Proseguono al Teatro Petruzzelli di Bari, fino al primo febbraio, le repliche di “Un ballo in maschera”, la celebre opera di Giuseppe Verdi. Versione rivisitata in chiave contemporanea dal regista Massimo Gasparon quella in scena al Petruzzelli, con l’allestimento della Fondazione Teatro Regio di Parma che ha ripreso le scene e i costumi originali di Pierluigi Samaritani di una celebre edizione del 1989. A dirigere l’orchestra del teatro il maestro Giampaolo Bisanti.

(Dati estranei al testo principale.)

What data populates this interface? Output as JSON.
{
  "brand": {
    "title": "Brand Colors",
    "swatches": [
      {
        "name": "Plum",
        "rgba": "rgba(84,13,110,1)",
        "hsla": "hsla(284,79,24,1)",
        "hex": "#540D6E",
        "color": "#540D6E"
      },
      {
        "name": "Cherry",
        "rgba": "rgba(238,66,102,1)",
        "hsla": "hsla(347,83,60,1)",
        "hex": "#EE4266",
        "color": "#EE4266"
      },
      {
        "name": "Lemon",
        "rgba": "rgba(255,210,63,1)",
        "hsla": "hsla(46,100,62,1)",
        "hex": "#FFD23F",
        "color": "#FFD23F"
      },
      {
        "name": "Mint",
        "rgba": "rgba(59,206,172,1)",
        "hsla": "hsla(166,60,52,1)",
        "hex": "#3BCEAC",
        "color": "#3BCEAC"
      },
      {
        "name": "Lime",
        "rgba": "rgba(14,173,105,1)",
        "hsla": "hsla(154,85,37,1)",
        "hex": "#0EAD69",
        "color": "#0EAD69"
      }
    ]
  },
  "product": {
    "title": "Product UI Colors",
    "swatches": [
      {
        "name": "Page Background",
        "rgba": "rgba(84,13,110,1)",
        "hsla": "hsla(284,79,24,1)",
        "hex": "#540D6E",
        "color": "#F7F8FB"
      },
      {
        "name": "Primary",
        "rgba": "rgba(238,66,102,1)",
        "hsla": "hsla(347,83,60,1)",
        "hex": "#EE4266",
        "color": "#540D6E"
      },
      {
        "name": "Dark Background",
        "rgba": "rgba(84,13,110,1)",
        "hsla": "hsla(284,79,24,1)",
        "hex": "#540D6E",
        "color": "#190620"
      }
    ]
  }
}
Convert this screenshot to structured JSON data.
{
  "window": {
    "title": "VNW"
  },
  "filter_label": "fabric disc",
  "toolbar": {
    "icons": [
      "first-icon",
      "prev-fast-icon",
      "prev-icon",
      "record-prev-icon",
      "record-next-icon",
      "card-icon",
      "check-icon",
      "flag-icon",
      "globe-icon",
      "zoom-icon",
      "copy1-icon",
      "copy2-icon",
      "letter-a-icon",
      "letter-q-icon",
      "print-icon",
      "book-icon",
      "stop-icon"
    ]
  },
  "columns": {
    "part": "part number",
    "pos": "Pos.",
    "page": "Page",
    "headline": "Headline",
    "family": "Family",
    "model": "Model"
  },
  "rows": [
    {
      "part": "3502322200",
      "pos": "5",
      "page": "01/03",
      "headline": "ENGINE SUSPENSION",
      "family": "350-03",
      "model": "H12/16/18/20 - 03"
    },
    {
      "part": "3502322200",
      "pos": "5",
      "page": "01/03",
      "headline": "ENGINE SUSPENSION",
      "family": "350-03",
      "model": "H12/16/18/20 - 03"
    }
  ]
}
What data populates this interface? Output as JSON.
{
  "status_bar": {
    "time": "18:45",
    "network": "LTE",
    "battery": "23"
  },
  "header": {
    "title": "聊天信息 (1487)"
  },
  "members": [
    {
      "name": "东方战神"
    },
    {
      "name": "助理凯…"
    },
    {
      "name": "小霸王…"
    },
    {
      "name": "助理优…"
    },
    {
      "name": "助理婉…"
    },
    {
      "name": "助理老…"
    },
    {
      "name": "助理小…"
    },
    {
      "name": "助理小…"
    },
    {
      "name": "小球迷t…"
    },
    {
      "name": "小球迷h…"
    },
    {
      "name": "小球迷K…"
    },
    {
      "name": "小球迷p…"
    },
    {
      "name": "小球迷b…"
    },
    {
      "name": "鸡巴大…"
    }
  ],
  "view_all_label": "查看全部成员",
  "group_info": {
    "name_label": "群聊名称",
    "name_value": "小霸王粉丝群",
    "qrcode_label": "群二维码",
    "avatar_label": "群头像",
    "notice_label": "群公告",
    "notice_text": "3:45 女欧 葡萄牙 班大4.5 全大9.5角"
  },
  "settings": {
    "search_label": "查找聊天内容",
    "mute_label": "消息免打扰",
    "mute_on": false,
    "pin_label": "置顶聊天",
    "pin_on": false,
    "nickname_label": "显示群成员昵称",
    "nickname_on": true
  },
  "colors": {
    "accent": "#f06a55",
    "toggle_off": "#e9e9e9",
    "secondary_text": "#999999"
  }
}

L’opera, frutto della giovane amicizia con il drammaturgo Antonio Somma, andò in scena per la prima volta al teatro Apollo di Roma nel 1859 dopo travagliatissimi anni di censure borboniche e pontificie. Essa prende spunto dal dramma francese “Gustave III, ou Le Bal masqué”, di Eugène Scribe, del 1833. La trama è tratta da un fatto realmente accaduto: Gustavo III, re di Svezia dal 1771 al 1792, venne ferito da un uomo di corte durante un ballo il 16 marzo, e morì pochi giorni dopo. In seguito alle numerose censure Verdi dovette trasformare il re in governatore, spostando l’azione da Stoccolma a Boston. Qui Verdi fa consumare la tragedia del conte Riccardo, la cui vita è insidiata dai congiurati, ma che finisce per essere ucciso dal suo amico e segretario Renato, dopo essersi innamorato di sua moglie.
Non è la prima volta che “Un ballo in maschera” viene rappresentato al Petruzzelli. La prima volta fu nel dicembre del 1906, occasione che segnò il debuttò dell’attrice Ester Mazzoleni, diventata in seguito uno dei soprani storici del ‘900.
La partitura, divisa in tre atti, viene considerata come una delle più importanti e complete di Verdi e, nonostante la varietà caratteriale dei personaggi e dei loro coinvolgimenti, si presenta molto raffinata nei diversi particolari: dalla sobrietà e dalla leggerezza delle melodie e dei ritmi alle pagine ricche di intensa passione e di drammaticità, talvolta investite anche di aspetti ironici.
Le revisioni di Massimo Gasparon rendono l’opera non solo più moderna, ma soprattutto interessante per quanto riguarda l’impianto scenografico: dalle imponenti scale del salone della casa del conte, al suggestivo antro di Ulrica, all’arredamento centrale dell’appartamento di Renato, sino al salone del ballo dell’atto finale, con la vivacità data dalla ricchezza dei luminosi colori dei costumi.